Lajos llegó con un verdadero séquito. El automóvil que se detuvo delante de la casa llamó la atención de los vecinos. Era un coche rojo, grandísimo. El primero en bajar de él, según me enteré después —puesto que me perdí el momento de la llegada, el momento tan esperado, y solamente pude reconstruirlo a través de las palabras confusas de Laci y de las observaciones con las que Tibor las corregía—, había sido un joven desconocido, vestido de manera extravagante, que llevaba un caniche de pelo amarillo y con hocico de león. El caniche, de una raza especialmente valiosa, originaria del Tibet, estaba furioso y tenía intenciones de morder al primero que se le acercara. A continuación, bajó una señora bastante mayor, pero vestida de forma juvenil y con la cara pintada, que llevaba un abrigo de cuero. Luego, Eva y Gabor, y, al final, del asiento de al lado del conductor, también bajó Lajos. Su llegada confundió a quienes los esperaban. Nadie salió a su encuentro, todos se quedaron parados, en el jardín, inmóviles, mirando el automóvil rojo. Lajos se entretuvo hablando con el conductor; después, entró en el jardín, miró a su alrededor, reconoció a Tibor y, sin saludarlo, le pidió:

—Tibor, préstame un billete de veinte por un instante. El chófer quiere comprar aceite, y yo no tengo cambio.

Como dijo exactamente lo que los demás esperaban de él, nadie protestó, nadie se escandalizó; siguieron allí, parados en el jardín, hechizados; allí, donde lo habían visto por última vez, veinte años antes, debajo del mismo árbol, bajo la misma luz; y como los había saludado con las mismas palabras con las que se había despedido de ellos, comprendieron que todo respondía a ciertas leyes, y se mantuvieron en silencio. Tibor le entregó el billete sin musitar palabra. Se mantuvieron otro rato callados, como los actores de una película muda. Luego, Lajos le entregó el dinero al conductor, regresó al jardín y presentó a los desconocidos. Así empezó todo.

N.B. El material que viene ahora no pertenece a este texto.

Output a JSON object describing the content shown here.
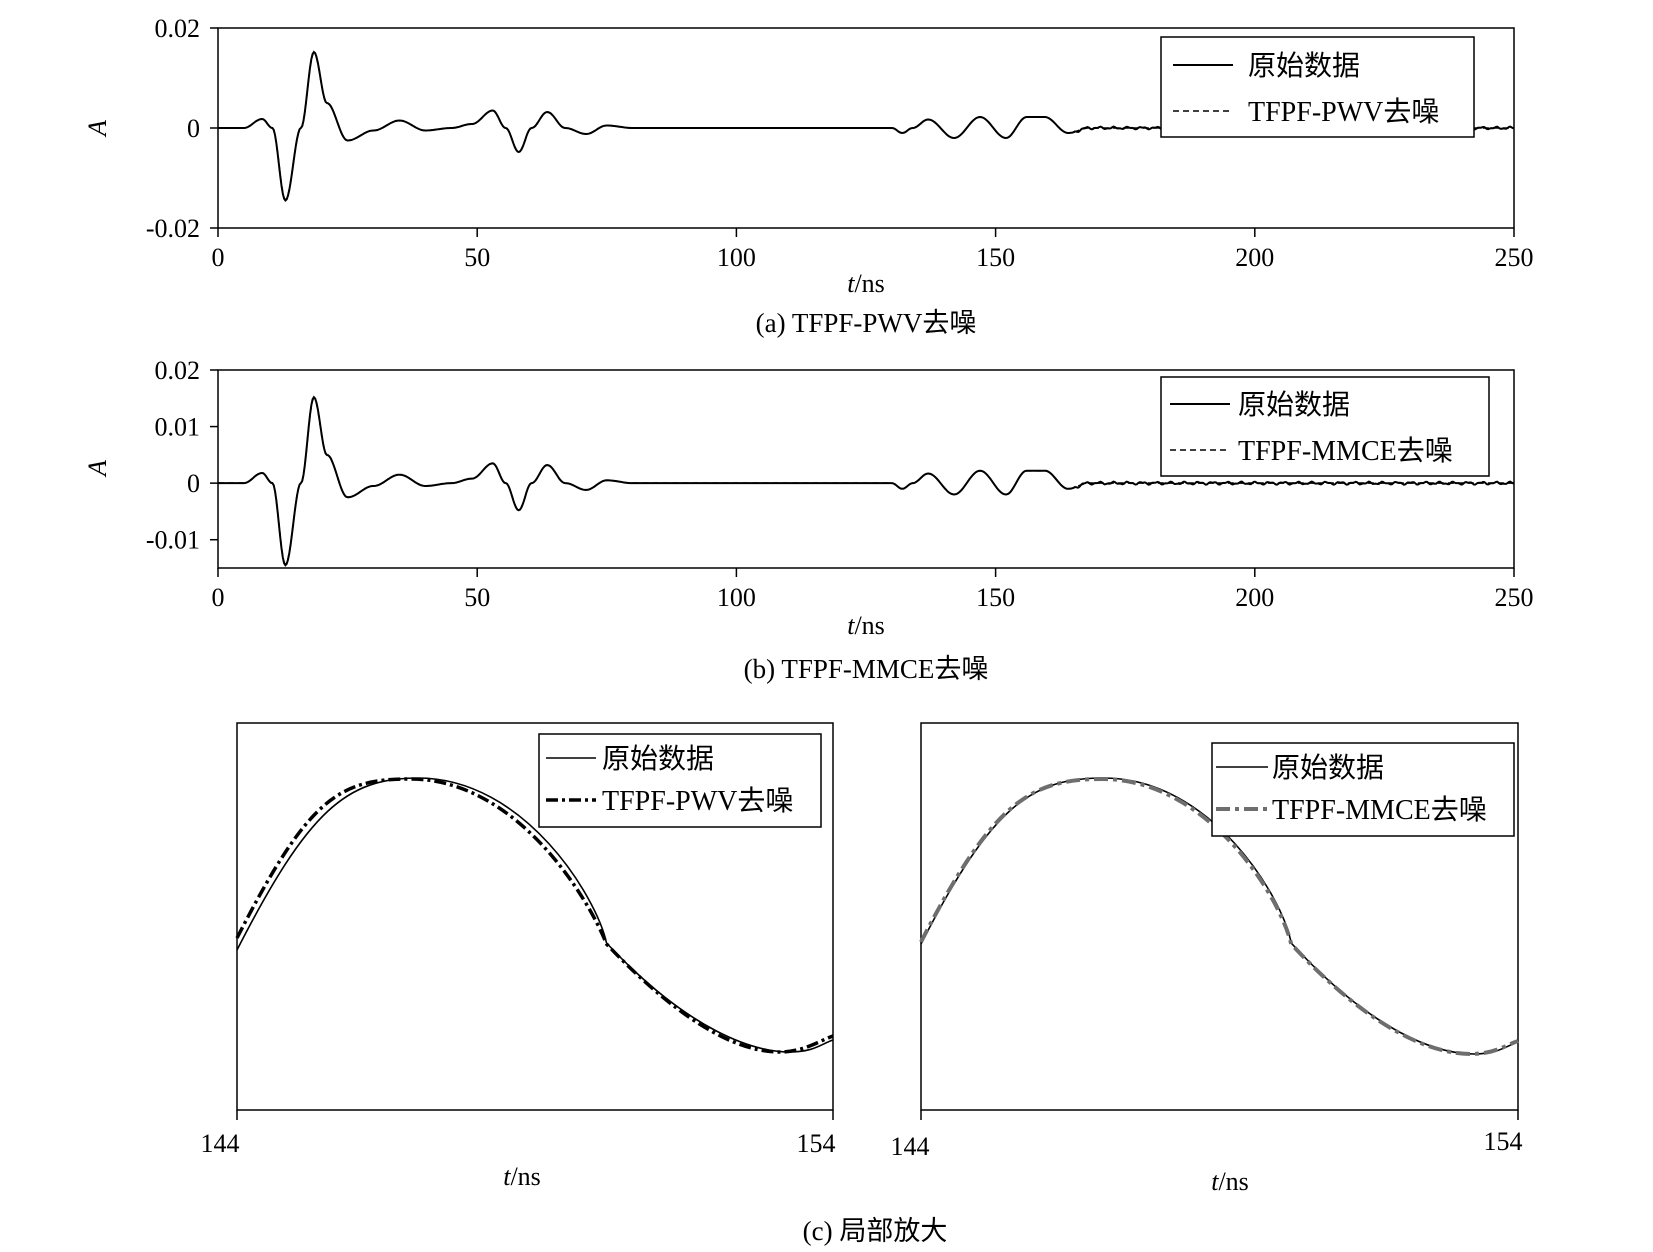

Más tarde, me he preguntado a menudo si todo aquello había sido previsto tal cual ocurrió y si por eso había tenido un aire teatral. Creo que sí; pero aquel aire teatral no había sido intencionado. Sólo así pudo conseguir sus efectos. Lajos nunca pretendía ser teatral: de lo contrario, lo habrían rechazado antes o después, tachándolo de prestidigitador, de comediante inmoral de feria, de alguien que sólo entretiene a su público durante un rato, escandalizándolo; pero que termina cansando y hace que la gente le dé la espalda, puesto que todas sus intenciones y todos sus trucos acaban aburriendo. Pero la gente no le daba la espalda a Lajos, porque sus puestas en escena estaban llenas de sorpresas imprevistas que lo divertían a él también; estaban llenas de improvisaciones que él mismo habría aplaudido y que a él mismo le hubiesen provocado la risa en el momento de la gracia del chiste. Lajos se complacía en citar un verso de Shakespeare que dice que el mundo entero es un teatro. Él actuaba en el teatro de la vida, y en las escenas importantes siempre desempeñaba el papel principal, sin habérselo aprendido de memoria.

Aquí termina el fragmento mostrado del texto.